L’interesse statunitense per le infrastrutture energetiche ucraine non è nuovo, ma assume contorni più definiti in questo contesto. Se da un lato si parla di un possibile cessate il fuoco tra Russia e Ucraina, dall’altro emergono proposte che vanno oltre la semplice tregua. Trump, con il suo stile diretto, sembra voler trasformare l’accordo di pace in un’opportunità per garantire agli Stati Uniti un ruolo chiave nel controllo delle centrali nucleari ucraine, a partire proprio da Zaporizhzhia.
La centrale, situata nella regione di Zaporizhzhia, è stata occupata dalle forze russe nel marzo 2022 e da allora è diventata un simbolo della complessità del conflitto. Con i reattori in stato di spegnimento a freddo, l’impianto dipende da un’unica linea elettrica esterna, rendendolo vulnerabile e potenzialmente pericoloso. La gestione di questa struttura, che rappresenta una fonte energetica strategica, è al centro di un dibattito che va oltre la sicurezza locale, toccando interessi globali.

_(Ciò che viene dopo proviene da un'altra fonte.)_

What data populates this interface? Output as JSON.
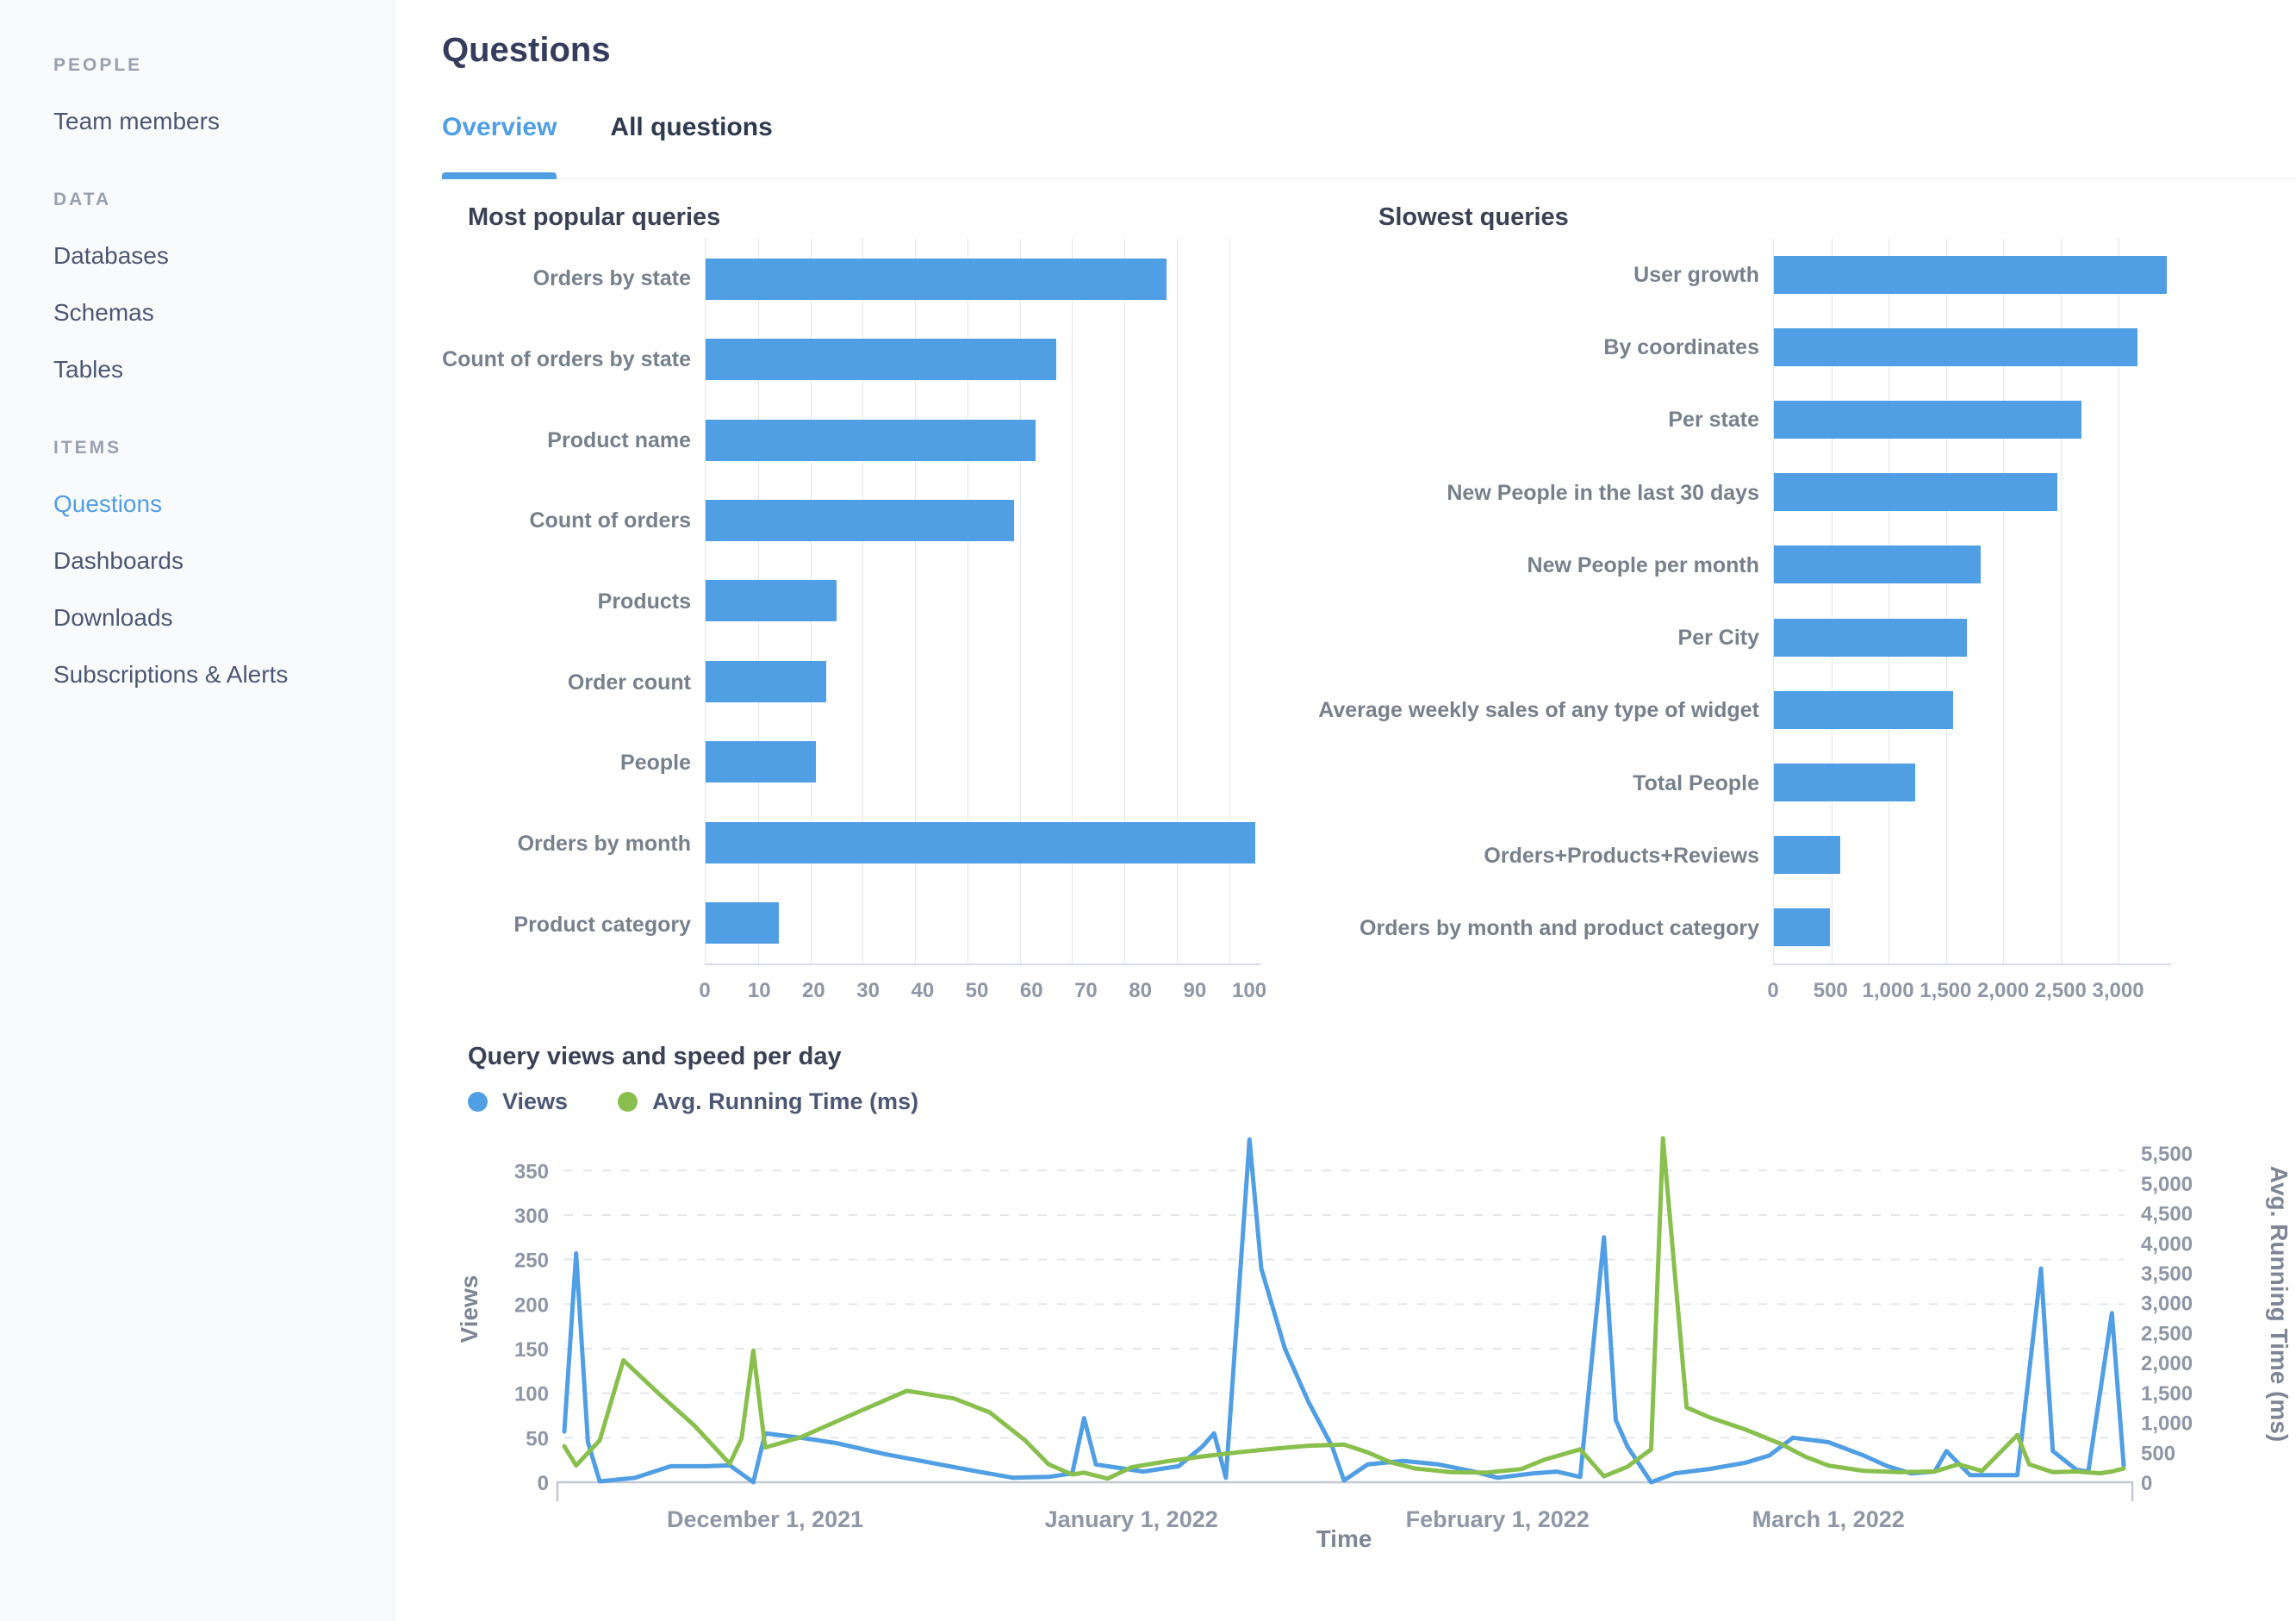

Zelensky, da parte sua, ha precisato che le discussioni con gli Stati Uniti riguardano esclusivamente Zaporizhzhia, lasciando fuori dalle trattative le altre tre centrali nucleari del Paese. Questo dettaglio non è di poco conto, poiché evidenzia come l’Ucraina cerchi di mantenere un certo controllo sulla situazione, pur nella necessità di trovare alleati forti.
Quello che emerge è un quadro in cui la pace non è l’unico obiettivo. Le centrali nucleari, insieme ai giacimenti di terre rare e minerali critici, rappresentano un patrimonio strategico che attira l’interesse di Washington. Trump, con il suo tipico pragmatismo, sembra voler sfruttare questa opportunità per consolidare la presenza statunitense nella regione, pur senza escludere la possibilità di una modernizzazione degli impianti.